Banks of Green Willow was his third album, recorded and issued in 1976, and it’s usually reckoned his best.

He was an accomplished guitarist and concertina player, but the focus was always on the voice. Listen to Poor man’s sorrows, the last track on side one. It’s the familiar story of an impetuous young man with a wife who’s more than a match for him and who ends up slinking back to Mum with his tail between his legs. Martin Carthy recorded it as I was a young man on Sweet Wivelsfield, and the two versions have much in common: same tune, the voices multi-tracked in harmony. But at a certain point Carthy’s guitar comes thumping in, whereas Rose sings unaccompanied — a distinctive light baritone, relaxed and full-throated, with a noticeable but never yokel-ish West Country accent.

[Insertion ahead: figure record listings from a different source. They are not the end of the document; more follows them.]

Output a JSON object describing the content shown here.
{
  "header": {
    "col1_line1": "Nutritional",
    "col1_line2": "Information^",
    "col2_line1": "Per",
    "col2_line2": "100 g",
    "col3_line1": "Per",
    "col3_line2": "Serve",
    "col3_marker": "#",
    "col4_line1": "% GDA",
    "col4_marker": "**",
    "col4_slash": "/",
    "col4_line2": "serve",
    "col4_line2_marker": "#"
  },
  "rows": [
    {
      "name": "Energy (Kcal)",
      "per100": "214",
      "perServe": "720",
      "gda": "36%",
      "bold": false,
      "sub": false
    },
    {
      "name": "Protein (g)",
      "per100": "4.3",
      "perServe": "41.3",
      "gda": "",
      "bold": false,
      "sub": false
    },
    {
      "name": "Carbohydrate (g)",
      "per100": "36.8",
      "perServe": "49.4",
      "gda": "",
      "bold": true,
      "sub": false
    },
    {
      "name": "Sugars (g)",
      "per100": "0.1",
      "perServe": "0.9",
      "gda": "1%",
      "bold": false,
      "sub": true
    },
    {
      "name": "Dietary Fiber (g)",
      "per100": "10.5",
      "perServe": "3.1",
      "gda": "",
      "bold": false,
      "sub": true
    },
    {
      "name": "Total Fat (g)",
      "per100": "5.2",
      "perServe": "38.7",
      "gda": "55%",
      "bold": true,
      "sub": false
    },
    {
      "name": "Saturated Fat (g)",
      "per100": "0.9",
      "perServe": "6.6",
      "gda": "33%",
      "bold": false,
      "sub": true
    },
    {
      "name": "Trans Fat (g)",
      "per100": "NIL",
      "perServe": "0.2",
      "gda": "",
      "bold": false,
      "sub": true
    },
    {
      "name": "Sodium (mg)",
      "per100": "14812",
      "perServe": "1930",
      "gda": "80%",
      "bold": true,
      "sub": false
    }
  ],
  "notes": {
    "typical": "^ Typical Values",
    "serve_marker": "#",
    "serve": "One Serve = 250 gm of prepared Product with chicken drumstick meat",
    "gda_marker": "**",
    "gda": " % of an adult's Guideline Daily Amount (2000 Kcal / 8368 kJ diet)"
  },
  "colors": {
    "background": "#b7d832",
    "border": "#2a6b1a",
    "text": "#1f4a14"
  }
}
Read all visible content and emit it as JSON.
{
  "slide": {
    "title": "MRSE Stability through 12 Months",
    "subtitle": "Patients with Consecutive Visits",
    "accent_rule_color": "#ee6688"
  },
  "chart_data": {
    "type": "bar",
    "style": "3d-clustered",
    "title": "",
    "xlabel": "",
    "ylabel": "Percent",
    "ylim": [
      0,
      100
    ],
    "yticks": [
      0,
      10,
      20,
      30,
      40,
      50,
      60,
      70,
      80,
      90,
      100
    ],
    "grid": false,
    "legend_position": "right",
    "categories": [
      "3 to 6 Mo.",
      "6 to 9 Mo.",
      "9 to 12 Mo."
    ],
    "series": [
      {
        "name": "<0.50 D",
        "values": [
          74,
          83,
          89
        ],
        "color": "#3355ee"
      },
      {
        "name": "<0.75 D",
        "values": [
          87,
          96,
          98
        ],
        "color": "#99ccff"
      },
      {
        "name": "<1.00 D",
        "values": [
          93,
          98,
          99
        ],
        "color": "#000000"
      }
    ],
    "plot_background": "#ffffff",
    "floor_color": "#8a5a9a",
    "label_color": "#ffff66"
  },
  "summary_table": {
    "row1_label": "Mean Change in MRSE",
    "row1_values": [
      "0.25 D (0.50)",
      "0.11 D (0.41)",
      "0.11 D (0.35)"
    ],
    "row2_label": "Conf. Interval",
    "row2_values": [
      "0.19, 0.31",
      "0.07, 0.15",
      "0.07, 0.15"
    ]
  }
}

He was no mug as a musician, though. The record opens with ’Twas on one April morning, one of the songs most associated with him. The concertina rolls and flows, never flash but carefully thought out. A decoration from one hand answers a fill from the other so there’s always momentum, always interest. Similarly on Banks of Green Willow, first track on side two, where there’s a harmonium counterpointing the concertina. On The murdered servant man and Sir William Gower the guitar pushes the song along steadily, lending drive while Tony sings freely — much as Nic Jones would do.

Elsewhere there’s a poignant Bonny Hind, where the anguish as the lovers realise they’re brother and sister is plain, however understated the performance. And an unusually reflective Lord Rendal, the classic food poisoning ballad which the sleeve notes mischievously dedicate ‘to the crisp eaters of Britain’s folk clubs’. (He had a wicked, zany sense of humour, kept in check here, but was well known for singing the kitschy The Three Bells — ‘All the chapel bells were ringing for little Jimmy Brown’ — as an encore, occasionally in French.)

In the late 1970s he was part of the short-lived folk supergroup Bandoggs with Nic Jones, and Pete and Chris Coe. When the club circuit started to struggle in the 1980s he went back to teaching while still performing near home in the South West.  He was planning to ramp up his musical career again after retiring in 1999, had it not been for the cancer that took him cruelly early, a couple of years later, at only 61.